Aubrey McClendon co-founded Chesapeake Energy with a $50,000 investment and managed to make himself a billionaire by building the company into the country’s second largest producer of natural gas. However, several recent developments have shaken the foundation of that once stable company. Reporters are questioning the company’s accounting, the SEC has launched an investigation into its practices, and at least one senator is calling on the Justice Department to investigate allegations of fraud and price-fixing.
How much of an impact will these negative revelations have on the company?
Chesapeake employs 10,000 workers and owns massive tracts of land all over the country. Last year’s profits topped $11 billion. However, since these allegations have come out, the value of Chesapeake Energy shares has plummeted.
One of the major sources of instability is the company’s aggressive acquisition of new property. In just the last five years, the company has leased over 9 million acres of land. Some experts estimate that it would take the company more than 30 years to even tap into that land, let alone make a profit from any of the natural resources under it. This has added over $10 billion in long term debt onto the company’s ledgers. So why are they holding onto such overhead when they don’t even know if the investment will pay off?
McClendon and his close allies argue that the investment is essential to capitalize on current low prices on what it calls “good acreage.”
However, critics, including Jeff Goodell of Rolling Stone, have called the strategy a Ponzi scheme and say they’re “overhyping the promise of shale gas in an effort to recoup their huge investments in leases and drilling.”
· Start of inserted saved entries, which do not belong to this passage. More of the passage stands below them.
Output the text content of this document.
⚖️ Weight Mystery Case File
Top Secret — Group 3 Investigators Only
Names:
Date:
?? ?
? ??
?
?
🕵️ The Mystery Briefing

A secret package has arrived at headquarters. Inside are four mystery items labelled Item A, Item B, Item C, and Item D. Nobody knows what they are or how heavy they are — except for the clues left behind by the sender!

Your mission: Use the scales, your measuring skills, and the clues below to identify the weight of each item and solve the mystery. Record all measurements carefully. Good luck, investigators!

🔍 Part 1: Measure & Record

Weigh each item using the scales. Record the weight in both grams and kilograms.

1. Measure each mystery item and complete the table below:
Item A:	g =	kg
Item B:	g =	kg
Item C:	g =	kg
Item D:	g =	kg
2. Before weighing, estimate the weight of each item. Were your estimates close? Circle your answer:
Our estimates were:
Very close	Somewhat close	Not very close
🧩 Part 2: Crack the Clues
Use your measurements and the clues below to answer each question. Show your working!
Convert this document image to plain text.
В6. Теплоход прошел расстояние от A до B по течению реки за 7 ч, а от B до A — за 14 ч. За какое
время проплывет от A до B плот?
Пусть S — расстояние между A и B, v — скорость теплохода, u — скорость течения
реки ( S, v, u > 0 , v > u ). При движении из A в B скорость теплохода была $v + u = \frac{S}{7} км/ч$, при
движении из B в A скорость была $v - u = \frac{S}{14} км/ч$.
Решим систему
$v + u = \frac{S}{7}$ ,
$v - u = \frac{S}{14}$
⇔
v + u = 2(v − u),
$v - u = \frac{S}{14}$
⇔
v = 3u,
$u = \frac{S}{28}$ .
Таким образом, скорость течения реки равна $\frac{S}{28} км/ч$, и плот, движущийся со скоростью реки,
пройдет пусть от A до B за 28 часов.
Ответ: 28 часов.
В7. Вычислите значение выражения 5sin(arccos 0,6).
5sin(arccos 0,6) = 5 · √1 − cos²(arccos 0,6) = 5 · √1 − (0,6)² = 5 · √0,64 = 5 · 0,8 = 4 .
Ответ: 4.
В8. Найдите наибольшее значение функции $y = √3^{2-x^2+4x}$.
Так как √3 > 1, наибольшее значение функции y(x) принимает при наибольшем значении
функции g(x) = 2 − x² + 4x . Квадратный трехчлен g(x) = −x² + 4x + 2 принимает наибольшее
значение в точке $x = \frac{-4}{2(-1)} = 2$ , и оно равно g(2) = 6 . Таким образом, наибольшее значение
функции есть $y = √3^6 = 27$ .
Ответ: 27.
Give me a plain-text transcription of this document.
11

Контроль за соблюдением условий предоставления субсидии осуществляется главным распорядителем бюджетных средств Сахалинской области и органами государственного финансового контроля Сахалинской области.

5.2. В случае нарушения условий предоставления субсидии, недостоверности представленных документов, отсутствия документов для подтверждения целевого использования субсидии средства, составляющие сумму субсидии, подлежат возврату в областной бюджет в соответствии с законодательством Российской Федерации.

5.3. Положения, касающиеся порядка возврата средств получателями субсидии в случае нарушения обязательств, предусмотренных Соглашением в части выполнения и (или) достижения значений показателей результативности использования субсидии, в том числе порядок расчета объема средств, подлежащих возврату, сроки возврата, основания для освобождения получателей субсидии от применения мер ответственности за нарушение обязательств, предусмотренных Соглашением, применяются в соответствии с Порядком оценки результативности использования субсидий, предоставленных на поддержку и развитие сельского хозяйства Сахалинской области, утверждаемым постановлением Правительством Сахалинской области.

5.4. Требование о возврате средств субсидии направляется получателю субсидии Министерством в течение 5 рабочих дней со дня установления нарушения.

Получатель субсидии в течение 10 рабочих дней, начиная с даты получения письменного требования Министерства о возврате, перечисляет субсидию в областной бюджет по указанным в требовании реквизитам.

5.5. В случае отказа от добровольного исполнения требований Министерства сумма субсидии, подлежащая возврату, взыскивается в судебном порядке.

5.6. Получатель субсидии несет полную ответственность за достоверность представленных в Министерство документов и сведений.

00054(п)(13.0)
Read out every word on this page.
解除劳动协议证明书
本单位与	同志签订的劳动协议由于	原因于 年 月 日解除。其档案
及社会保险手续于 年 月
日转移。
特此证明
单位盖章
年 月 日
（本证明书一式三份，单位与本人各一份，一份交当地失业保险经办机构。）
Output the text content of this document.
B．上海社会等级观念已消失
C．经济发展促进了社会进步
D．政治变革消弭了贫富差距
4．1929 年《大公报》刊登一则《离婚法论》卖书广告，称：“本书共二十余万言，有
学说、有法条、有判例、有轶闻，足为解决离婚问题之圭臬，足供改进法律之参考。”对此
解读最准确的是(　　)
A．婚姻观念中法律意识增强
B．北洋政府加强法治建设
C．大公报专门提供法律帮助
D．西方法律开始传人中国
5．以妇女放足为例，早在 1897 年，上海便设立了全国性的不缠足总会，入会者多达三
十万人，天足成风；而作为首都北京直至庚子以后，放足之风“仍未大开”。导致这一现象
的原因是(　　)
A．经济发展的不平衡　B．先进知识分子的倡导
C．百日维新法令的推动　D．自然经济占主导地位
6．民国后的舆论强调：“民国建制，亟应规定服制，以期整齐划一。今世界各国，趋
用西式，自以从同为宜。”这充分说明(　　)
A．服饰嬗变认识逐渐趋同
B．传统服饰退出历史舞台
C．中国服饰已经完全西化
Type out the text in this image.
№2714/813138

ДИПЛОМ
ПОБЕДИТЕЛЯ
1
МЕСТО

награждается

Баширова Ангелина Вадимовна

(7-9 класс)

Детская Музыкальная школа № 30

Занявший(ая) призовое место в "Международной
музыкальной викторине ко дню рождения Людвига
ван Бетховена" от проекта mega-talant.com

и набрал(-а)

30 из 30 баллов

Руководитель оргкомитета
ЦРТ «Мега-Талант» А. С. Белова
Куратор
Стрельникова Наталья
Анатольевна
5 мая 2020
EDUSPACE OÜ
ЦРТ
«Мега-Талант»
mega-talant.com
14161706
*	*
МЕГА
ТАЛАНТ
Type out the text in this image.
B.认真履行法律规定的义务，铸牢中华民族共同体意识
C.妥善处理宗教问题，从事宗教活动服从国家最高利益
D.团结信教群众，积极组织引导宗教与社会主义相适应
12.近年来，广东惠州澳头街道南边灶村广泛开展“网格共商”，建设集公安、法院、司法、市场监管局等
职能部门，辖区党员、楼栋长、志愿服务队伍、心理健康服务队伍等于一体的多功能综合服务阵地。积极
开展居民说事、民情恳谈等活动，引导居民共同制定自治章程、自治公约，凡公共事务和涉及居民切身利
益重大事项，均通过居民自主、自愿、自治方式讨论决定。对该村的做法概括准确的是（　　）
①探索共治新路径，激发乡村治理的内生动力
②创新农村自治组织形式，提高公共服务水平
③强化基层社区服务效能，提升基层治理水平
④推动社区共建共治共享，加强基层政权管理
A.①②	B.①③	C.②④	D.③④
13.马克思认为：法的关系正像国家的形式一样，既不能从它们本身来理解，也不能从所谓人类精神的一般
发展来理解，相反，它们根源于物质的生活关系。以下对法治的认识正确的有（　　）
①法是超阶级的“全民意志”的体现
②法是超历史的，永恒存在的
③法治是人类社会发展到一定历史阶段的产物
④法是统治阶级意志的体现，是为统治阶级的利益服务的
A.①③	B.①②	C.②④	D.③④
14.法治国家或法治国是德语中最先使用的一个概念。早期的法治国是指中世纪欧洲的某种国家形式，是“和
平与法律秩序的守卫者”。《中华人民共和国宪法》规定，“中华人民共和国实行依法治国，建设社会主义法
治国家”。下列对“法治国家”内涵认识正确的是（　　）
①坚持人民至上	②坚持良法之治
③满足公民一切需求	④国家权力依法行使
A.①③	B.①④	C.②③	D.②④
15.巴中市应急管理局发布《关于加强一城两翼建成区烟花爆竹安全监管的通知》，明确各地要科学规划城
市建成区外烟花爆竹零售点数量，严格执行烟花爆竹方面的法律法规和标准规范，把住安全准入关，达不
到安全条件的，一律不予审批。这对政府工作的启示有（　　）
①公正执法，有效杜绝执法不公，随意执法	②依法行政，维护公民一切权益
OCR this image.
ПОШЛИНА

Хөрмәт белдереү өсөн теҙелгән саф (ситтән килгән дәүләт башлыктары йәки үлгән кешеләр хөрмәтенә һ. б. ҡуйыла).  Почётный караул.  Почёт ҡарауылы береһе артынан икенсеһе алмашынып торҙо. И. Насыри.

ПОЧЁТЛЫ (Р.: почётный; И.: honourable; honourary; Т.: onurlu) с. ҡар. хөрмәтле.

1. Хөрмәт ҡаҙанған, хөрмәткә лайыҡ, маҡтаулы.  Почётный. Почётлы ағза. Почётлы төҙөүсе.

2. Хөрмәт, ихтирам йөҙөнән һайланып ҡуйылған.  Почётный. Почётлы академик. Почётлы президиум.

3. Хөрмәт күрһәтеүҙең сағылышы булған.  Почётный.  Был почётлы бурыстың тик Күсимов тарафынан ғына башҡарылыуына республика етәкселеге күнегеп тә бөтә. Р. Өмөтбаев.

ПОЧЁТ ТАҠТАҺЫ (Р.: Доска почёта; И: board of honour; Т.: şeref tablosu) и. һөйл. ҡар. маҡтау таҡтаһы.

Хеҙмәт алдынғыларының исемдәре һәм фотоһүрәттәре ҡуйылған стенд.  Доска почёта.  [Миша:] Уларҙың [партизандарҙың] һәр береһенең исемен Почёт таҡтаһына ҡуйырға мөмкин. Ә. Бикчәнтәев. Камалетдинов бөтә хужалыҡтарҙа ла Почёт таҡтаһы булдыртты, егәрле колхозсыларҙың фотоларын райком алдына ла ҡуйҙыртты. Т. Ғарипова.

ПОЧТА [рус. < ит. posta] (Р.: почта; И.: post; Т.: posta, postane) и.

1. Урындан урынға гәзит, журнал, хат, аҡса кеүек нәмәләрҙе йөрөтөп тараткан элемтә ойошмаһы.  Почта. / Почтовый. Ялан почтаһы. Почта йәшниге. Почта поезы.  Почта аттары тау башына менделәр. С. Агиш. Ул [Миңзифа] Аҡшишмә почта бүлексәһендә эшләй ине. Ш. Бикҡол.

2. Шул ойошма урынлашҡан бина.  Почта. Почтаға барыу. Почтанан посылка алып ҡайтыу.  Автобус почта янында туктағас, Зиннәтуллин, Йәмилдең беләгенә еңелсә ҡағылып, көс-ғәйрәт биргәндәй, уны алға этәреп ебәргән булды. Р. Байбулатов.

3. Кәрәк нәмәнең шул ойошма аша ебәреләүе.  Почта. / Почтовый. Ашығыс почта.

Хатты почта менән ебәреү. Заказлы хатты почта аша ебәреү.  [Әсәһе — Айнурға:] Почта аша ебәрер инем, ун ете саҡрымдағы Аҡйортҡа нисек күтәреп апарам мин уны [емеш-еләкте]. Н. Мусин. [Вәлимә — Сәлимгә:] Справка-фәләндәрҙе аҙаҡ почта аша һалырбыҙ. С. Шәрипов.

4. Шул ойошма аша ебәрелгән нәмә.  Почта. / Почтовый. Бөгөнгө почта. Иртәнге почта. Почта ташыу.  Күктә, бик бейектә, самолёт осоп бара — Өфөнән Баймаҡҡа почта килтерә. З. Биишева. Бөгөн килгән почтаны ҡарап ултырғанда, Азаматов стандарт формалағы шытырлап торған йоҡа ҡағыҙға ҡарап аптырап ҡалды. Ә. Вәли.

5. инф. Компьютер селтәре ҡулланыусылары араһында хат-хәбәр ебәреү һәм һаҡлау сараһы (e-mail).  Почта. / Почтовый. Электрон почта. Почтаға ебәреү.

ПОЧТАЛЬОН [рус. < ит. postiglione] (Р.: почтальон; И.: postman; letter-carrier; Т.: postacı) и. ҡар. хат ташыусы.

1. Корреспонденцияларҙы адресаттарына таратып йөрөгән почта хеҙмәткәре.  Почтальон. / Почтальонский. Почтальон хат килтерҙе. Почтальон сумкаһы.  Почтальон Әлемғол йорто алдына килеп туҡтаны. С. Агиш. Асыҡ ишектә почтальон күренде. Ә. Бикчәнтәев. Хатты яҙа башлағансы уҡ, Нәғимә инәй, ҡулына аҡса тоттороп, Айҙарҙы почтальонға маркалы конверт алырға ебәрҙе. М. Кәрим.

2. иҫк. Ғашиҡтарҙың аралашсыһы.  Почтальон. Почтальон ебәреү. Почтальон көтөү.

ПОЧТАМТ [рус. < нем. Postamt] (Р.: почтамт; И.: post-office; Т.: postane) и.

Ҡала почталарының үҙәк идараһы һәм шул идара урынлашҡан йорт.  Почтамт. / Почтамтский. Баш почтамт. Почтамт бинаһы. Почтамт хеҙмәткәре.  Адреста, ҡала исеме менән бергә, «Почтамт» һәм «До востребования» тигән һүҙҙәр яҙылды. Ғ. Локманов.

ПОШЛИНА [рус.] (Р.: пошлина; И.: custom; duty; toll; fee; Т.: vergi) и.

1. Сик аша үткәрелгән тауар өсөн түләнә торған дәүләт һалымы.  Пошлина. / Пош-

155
Far more troubling are the personal allegations leveled against McClendon himself, current chairman of the board for Chesapeake.
A special report by Reuters (published April 18) uncovered over $1 billion in personal loans acquired by McClendon. These loans were secured by his stake in Chesapeake’s wells alone. Many of these individual loans originated with investment firms that were in business with Chesapeake. None of this was disclosed publically.
When the Reuters report hit the newswire, Chesapeake’s share immediately dropped and the SEC opened an investigation into the FWPP. This, in turn, prompted Chesapeake to promise forthcoming disclosure of the program.
The Reuters report also uncovered a hedge fund that McClendon ran between 2004 and 2008. The hedge fund was responsible for over $200 million and traded in oil and natural gas. Though Reuters could not confirm that McClendon used inside knowledge from Chesapeake to make hedge fund trades,the market had a strong reaction to this revelation, and the stock price fell another 14%.
This public relations fiasco and accompanying financial fallout prompted Chesapeake to announce that it would remove McClendon from his role as chairman.
Depending on the outcome of the SEC investigation and the outcome of any Justice Department action, Chesapeake and/or McClendon may be facing fines or even criminal charges. This shocking erosion of the foundation of what was once one of the country’s most profitable energy company’s has many investors wondering about the stability of their investments and looking into potential securities fraud lawsuits of their own.